Likewise, Go Ask Alice is fiction, and all but true believers have accepted this. Sparks still insists that it is based on an actual person, but she says she destroyed part of the original diary she used as a basis, and the undestroyed part is in her publisher’s safe. Not one of the millions who have read this book has had an Aha! moment and said, “Wait! I knew her!” The Library of Congress seems to have the most respect for the truth, as their classification for Go Ask Alice is under PZ, which is “Fiction and juvenile belles lettres.”
“But look how many kids it’s kept off drugs!” I hear someone cry. “Even if the story is fake…” That reminds me of a Richard Pryor line, when his wife catches him in bed with another woman: “Who are you going to believe?
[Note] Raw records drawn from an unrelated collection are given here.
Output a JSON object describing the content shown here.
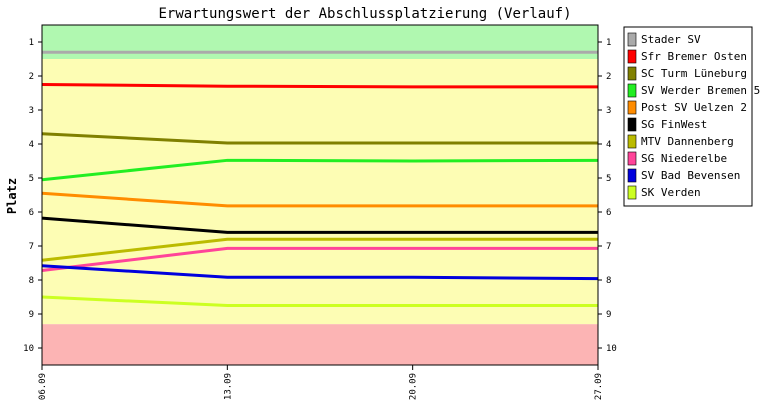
{
  "chart_data": {
    "type": "line",
    "title": "Erwartungswert der Abschlussplatzierung (Verlauf)",
    "ylabel": "Platz",
    "xlabel": "",
    "x": [
      "06.09",
      "13.09",
      "20.09",
      "27.09"
    ],
    "ylim": [
      0.5,
      10.5
    ],
    "y_inverted": true,
    "y_ticks": [
      1,
      2,
      3,
      4,
      5,
      6,
      7,
      8,
      9,
      10
    ],
    "bands": [
      {
        "from": 0.5,
        "to": 1.5,
        "color": "#b0f8b0"
      },
      {
        "from": 1.5,
        "to": 9.3,
        "color": "#fdfdb4"
      },
      {
        "from": 9.3,
        "to": 10.5,
        "color": "#fcb4b4"
      }
    ],
    "legend_position": "right",
    "series": [
      {
        "name": "Stader SV",
        "color": "#aaaaaa",
        "values": [
          1.3,
          1.3,
          1.3,
          1.3
        ]
      },
      {
        "name": "Sfr Bremer Osten",
        "color": "#ff0000",
        "values": [
          2.25,
          2.3,
          2.32,
          2.32
        ]
      },
      {
        "name": "SC Turm Lüneburg",
        "color": "#808000",
        "values": [
          3.7,
          3.97,
          3.97,
          3.97
        ]
      },
      {
        "name": "SV Werder Bremen 5",
        "color": "#22ee22",
        "values": [
          5.05,
          4.48,
          4.5,
          4.48
        ]
      },
      {
        "name": "Post SV Uelzen 2",
        "color": "#ff8c00",
        "values": [
          5.45,
          5.82,
          5.82,
          5.82
        ]
      },
      {
        "name": "SG FinWest",
        "color": "#000000",
        "values": [
          6.18,
          6.6,
          6.6,
          6.6
        ]
      },
      {
        "name": "MTV Dannenberg",
        "color": "#bbbb00",
        "values": [
          7.42,
          6.8,
          6.8,
          6.8
        ]
      },
      {
        "name": "SG Niederelbe",
        "color": "#ff4499",
        "values": [
          7.72,
          7.07,
          7.07,
          7.07
        ]
      },
      {
        "name": "SV Bad Bevensen",
        "color": "#0000dd",
        "values": [
          7.58,
          7.92,
          7.92,
          7.96
        ]
      },
      {
        "name": "SK Verden",
        "color": "#ccff22",
        "values": [
          8.5,
          8.75,
          8.75,
          8.75
        ]
      }
    ]
  }
}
Me, or your lyin’ eyes?” This is the same argument put forth by the fans of Mike Warnke, a Christian comedian whose first career was as a self-styled expert on Satanism and the occult. His expertise rested on his bona fides as an ex-Satanic high priest who found Jesus while he was serving in the Navy after his coven tried to kill him with an overdose of heroin. This story was accepted without question, beginning with the publication of his “autobiography” The Satan Seller. Finally, two writers for Cornerstone, a now-defunct Christian magazine published in Chicago, did enough checking and research to convincingly demonstrate that Warnke’s story was complete fiction from top to bottom. Warnke’s “data” led to many police departments, journalists, and scholars spending most of the 1980s chasing their tails searching for nonexistent networks of Satanic covens that were abducting and murdering children, breeding babies for ritual cannibalism, and seducing teenagers with promises of unlimited drugs and sex. The teenaged killers who made headlines as “Satanic killers,” such as Sean Sellers and Ricky Kasso, were too antisocial and sure of their own supremacy to cooperate with anyone in authority, whether it was a principal or a high priest. (Warnke was even brushed off by Anton LaVey, the creator of the Church of Satan. LaVey, I believe, is the love child of Aleister Crowley and Ayn Rand.)
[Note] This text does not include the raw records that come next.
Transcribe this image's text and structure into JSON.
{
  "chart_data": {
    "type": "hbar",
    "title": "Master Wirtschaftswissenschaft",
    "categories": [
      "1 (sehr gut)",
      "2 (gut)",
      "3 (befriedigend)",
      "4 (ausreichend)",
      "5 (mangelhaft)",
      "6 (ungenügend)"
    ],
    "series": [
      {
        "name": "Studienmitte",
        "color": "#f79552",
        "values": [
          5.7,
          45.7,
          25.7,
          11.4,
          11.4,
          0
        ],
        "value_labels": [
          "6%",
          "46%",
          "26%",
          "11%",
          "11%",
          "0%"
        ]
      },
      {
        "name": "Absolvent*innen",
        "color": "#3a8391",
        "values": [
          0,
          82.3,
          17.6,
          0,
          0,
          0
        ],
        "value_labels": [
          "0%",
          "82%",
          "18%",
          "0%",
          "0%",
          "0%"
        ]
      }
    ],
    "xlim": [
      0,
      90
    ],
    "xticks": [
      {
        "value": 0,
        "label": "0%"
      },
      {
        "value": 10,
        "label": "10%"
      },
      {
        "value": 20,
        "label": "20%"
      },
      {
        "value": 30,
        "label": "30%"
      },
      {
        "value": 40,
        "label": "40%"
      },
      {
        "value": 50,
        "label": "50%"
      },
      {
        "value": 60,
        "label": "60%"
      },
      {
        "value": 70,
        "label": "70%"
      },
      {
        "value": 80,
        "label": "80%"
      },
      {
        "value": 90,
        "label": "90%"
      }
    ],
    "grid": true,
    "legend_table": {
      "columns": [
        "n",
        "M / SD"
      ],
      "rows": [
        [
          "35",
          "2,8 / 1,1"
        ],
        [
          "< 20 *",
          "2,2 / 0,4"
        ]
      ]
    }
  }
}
One question that has plagued me ever since I learned that A Place in the Sun existed is the choice of the title. It is the title of one of my favorite movies, a 1951 Paramount Pictures feature that starred Montgomery Clift and Elizabeth Taylor. I had first seen it on Nite Owl Theater during my 13th summer, when I was “home alone” while Dad spent all his time (literally) at his wife’s apartment. I had tuned in just in time to see Raymond Burr (as a D.A.) sitting in a rowboat in the middle of the courtroom, and stayed with it until the tragic conclusion. It would be a year or more before I saw the movie in its entirety.
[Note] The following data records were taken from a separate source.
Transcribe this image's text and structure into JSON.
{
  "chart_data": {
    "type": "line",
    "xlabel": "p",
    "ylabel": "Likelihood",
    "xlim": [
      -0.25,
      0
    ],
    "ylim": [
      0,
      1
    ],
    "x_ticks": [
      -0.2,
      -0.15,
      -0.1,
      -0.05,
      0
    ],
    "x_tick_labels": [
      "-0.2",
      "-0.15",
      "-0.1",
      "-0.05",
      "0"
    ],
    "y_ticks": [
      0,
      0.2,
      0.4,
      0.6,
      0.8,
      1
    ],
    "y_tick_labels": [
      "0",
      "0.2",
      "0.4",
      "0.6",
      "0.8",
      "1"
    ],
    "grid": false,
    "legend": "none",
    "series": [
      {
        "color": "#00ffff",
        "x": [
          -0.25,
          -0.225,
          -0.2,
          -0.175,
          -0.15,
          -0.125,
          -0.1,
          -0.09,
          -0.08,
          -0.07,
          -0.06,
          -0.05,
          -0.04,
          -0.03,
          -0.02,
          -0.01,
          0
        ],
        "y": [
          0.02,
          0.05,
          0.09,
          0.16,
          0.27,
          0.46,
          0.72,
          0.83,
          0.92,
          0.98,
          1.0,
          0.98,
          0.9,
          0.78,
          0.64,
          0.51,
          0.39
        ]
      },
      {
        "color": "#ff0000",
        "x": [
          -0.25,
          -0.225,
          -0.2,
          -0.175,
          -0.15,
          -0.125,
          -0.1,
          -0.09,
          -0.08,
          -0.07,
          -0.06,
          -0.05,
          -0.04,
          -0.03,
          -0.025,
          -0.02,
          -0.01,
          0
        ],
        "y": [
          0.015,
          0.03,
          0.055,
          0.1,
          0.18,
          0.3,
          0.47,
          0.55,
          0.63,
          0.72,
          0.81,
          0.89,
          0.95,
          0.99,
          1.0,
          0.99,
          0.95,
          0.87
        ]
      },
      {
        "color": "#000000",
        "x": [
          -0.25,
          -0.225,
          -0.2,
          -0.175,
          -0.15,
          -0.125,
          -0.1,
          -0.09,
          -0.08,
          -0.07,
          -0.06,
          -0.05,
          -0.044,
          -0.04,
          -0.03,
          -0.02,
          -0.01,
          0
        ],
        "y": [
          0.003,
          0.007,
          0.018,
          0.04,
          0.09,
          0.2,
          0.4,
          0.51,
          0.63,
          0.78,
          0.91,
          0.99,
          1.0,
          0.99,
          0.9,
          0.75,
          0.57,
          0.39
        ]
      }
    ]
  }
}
The movie is based on Theodore Dreiser’s An American Tragedy, one of those long books I know I should read, but which I will put off for a future long bus trip I take (it’s a save-for-long-bus-trip-or-prison-sentence book). It figured humorously in my life when I went to my first Unitarian Universalist youth conference, at Camp Tippecanoe in Harrison County. A young woman, the same age as I was then (16), were clicking well after sitting together at lunch, and I began to see… possibilities. But she turned white as a sheet when I suggested that we get in one of the canoes and row out on Clendening Lake. I was a little hurt, but relieved, since it took a lot of nerve for me to overcome my fear of water enough to make this suggestion. At dinner, I saw a paperback copy of An American Tragedy protruding from the pocket of her knapsack when she came up to the lodge.
So I knew that it wasn’t me who had rattled her, and I felt better. It’s one of those “we’ll look back on this and laugh” moments.